LES PRÉMONITIONS DU TITANIC

LES PRÉMONITIONS DU TITANIC

Des écrivains visionnaires ?

L'histoire la plus étonnante nous vient d'un écrivain, Morgan Robertson. Ce dernier écrivit, une nouvelle du nom de Futility (Futilité). Le récit traite d'un véritable palace flottant quittant Southampton pour son voyage inaugural vers les Etats-Unis, en avril 1898. Ce navire était le plus gros et le plus beau qu'on ait jamais vu. Considéré comme immersible, ce bateau offrait un confort jamais vu; ses riches passagers jouissaient d'un luxe inouï.

Ce navire de fiction porte le nom de Titan, et comme le Titanic, qui coulera 14 ans plus tard, il ne parvint jamais à destination car il heurta un iceberg et coula, entraînant la mort de nombreuses personnes. Dans les deux histoires, les pertes furent très lourdes car on manquait de bateaux de sauvetage et d'organisation.
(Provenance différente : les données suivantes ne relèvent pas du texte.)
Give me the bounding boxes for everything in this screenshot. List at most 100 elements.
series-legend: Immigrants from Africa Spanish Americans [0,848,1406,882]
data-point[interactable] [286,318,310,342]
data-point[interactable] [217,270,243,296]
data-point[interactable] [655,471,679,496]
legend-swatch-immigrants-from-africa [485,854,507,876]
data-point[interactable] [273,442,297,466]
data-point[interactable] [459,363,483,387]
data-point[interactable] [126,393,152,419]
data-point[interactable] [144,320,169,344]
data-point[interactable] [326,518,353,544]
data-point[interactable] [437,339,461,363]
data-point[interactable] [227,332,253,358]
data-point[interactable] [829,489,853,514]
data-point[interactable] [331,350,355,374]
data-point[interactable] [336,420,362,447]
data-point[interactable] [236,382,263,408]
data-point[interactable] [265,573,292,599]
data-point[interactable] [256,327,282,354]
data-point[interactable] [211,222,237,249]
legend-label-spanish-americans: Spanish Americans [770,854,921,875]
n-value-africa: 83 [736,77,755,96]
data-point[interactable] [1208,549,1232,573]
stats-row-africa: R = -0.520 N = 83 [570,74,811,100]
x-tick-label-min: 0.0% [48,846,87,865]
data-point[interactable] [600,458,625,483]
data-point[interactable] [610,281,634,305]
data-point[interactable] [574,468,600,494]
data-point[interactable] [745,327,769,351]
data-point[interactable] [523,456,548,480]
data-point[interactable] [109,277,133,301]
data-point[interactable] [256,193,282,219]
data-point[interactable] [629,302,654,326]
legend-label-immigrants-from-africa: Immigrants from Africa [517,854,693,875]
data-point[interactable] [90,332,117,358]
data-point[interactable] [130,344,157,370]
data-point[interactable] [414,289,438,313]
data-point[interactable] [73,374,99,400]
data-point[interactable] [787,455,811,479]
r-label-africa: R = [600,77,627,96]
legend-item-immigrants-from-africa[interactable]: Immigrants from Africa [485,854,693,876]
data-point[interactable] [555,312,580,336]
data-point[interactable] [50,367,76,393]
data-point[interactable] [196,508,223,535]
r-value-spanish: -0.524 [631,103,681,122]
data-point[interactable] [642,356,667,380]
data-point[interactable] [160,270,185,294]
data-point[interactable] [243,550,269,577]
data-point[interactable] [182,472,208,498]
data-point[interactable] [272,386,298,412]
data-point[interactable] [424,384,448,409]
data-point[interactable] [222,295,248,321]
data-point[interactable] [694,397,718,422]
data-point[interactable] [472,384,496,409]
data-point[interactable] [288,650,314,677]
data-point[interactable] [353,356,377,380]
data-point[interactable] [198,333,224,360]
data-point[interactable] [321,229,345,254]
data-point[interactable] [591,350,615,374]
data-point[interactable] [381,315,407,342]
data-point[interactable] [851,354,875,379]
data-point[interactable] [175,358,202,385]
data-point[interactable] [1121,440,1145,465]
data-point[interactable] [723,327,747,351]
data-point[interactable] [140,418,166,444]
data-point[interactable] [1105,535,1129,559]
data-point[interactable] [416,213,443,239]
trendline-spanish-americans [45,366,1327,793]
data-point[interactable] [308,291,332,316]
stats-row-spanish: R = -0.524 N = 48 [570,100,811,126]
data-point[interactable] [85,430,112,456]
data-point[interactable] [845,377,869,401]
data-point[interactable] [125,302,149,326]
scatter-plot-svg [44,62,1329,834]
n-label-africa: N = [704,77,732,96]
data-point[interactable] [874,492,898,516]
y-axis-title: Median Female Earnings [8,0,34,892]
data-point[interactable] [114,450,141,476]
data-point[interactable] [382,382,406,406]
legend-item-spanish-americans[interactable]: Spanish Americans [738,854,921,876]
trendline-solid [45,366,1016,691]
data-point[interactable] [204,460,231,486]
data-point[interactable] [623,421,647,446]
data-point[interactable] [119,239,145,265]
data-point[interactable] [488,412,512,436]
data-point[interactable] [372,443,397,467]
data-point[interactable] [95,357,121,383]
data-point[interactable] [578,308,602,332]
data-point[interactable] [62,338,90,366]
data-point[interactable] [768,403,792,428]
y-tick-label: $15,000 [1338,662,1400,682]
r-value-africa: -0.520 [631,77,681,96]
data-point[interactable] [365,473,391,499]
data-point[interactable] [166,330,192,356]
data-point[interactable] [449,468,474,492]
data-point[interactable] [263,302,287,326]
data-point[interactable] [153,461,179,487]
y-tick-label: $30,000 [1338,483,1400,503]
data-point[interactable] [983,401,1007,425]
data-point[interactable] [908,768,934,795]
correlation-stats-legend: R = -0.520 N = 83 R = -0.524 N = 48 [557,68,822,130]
D'autre détails du texte de Robertson renforcent davantage les ressemblances entre la fiction et la réalité. Par exemple, le Titan et le Titanic étaient de tailles considérablement égales, avait la même vitesse et pouvait accueillir le même nombre de passagers. Ils sombrèrent au même endroit dans l'Atlantique Nord.

Selon un de ces amis, Robertson croyait qu'une âme désincarnée s'emparait de lui lorsqu'il écrivait. Il prétendait que c'était son « partenaire d'écriture astrale ».

Selon plusieurs autres, Robertson, ayant été marin, aurait facilement pu imaginer un bateau futuriste du genre et imaginer un scénario plausible. Le nom aurait aussi été choisi en fonction des noms que la White Star Line utilisaient à l'époque. Leurs bateaux portaient des noms synonymes de grandeur (comme Titanic, Gigantic, etc.), avaient des spécifications et des performances relativement similaires

Un journaliste anglais du nom de W. T. Stead écrivit lui aussi une nouvelle étonnante. L'histoire s'intitule « Comment la malle-poste coula au milieu de l'Atlantique, récit d'un survivant ». Ce texte, relatait l'histoire d'une collision entre deux navires et l'accident devient tragédie car les navires ne sont pas équipés d'un nombre suffisant de canots de sauvetage. Stead résumait en avertissant qu'une tragédie similaire pourrait réellement ce produire car le problème était réel.

L'histoire devait lui donner raison et il eut la malchance d'en payer le prix car il se trouvait sur le Titanic en cette nuit de 1912 et il se trouve parmi les 1513 victimes du naufrage.



Un sauvetage miraculeux

En avril 1935, William Reeves, un matelot, était à son poste, à l'avant du bateau, et scrutait l'océan. Il était à bord d'un cargo qui faisait route vers le Canada. D'après les marins, Avril est le mois durant lequel les icebergs sont les plus dangereux. Aussi, le jeune marin les observait du mieux qu'il pouvait.

Son quart terminait à minuit, et il ne pouvait s'empêcher de penser au naufrage du Titanic, qui avait couler dans un situation similaire, au alentour des mêmes heures. Il se remémorait la tragédie, qui était arrivé le jour même de sa naissance.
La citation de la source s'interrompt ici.